Management’s focus on high-margin products and services for OEMs across a very broad range of applications in the clean tech, life science and green tech sectors resulted in strong growth in operating profit for m-u-t during H117. This result follows on from a record-beating FY16. The trend is set to continue, with management raising FY17 guidance.
Platform in place to support profits growth
Managements’ hard work creating a profitable, cash-generative platform over the last five years is clearly paying off. Group revenues increased by 11.6% year-on-year during H117, to a record €31.4m. This resulted in strong growth in both EBIT (30.5% rise to a record €5.7m) and EPS (25.5% improvement to €0.64/share).
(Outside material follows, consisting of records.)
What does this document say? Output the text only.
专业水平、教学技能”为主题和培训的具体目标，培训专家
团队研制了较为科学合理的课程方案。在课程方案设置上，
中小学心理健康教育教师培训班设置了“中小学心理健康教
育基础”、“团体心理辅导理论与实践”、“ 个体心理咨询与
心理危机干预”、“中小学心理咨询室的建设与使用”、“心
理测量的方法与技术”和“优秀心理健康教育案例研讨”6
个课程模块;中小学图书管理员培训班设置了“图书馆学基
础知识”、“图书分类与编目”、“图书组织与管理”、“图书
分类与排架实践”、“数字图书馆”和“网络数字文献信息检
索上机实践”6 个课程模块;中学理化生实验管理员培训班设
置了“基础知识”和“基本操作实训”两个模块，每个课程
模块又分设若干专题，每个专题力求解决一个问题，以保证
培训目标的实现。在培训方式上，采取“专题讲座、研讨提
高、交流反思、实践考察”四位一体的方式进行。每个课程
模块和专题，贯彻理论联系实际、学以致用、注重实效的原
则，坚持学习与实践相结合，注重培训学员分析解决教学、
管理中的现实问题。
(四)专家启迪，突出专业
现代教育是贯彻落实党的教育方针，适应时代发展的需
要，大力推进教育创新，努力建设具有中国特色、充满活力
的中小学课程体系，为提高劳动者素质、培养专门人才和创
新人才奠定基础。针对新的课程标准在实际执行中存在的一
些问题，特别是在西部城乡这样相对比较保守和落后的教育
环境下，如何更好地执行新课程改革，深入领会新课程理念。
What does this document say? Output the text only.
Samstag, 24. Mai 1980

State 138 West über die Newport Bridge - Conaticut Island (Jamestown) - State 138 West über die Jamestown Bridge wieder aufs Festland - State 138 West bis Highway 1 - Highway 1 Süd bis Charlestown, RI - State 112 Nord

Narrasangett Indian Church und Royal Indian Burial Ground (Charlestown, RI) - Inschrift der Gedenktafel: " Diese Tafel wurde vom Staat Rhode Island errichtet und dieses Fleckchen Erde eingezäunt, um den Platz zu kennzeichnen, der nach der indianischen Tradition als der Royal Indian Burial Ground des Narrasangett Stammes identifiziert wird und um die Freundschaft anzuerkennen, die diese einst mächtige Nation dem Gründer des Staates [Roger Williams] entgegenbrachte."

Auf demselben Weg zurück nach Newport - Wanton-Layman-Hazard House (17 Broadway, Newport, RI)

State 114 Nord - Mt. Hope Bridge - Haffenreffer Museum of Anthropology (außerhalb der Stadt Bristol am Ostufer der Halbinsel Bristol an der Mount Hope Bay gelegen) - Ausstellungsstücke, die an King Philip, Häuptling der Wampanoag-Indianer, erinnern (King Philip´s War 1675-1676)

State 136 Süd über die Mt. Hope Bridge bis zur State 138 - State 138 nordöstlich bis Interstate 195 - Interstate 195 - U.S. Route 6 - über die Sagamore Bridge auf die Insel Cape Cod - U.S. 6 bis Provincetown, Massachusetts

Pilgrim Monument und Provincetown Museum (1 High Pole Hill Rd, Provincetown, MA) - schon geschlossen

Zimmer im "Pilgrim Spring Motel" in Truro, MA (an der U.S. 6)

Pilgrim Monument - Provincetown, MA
EBIT margin rose by 2.6pp to 18.0%, reflecting higher sales at an improved average gross margin on a fairly constant cost base. Net cash increased by €3.2m to €8.4m. Minimal capex was required as the group already has the infrastructure required to support growth. This cash level gives plenty of scope for further acquisitions of small companies such as APOS, which are at the upper end of the value chain.
Industry trends support further growth
Noting out-performance during H117 and a positive outlook for flexible measurement technology, management has raised FY17 EBIT guidance from €7.3m to €8.0-8.5m (FY16 €6.8m actual EBIT) on sales of €56.0m-59.0m, which is a slight increase on FY16 revenues. Revenue guidance was broadly unchanged. We expect this growth to continue.
Non-contact measurement is a key element of the remote-controlled continuous online measurement approach that is part of the fourth wave of the Industrial Revolution. By engaging with many OEMs, helping each of them create systems tailored for specific applications, m-u-t is able to benefit from growth in multiple segments as and when individual markets take off. Its unrivalled breadth of product portfolio gives a distinct competitive advantage.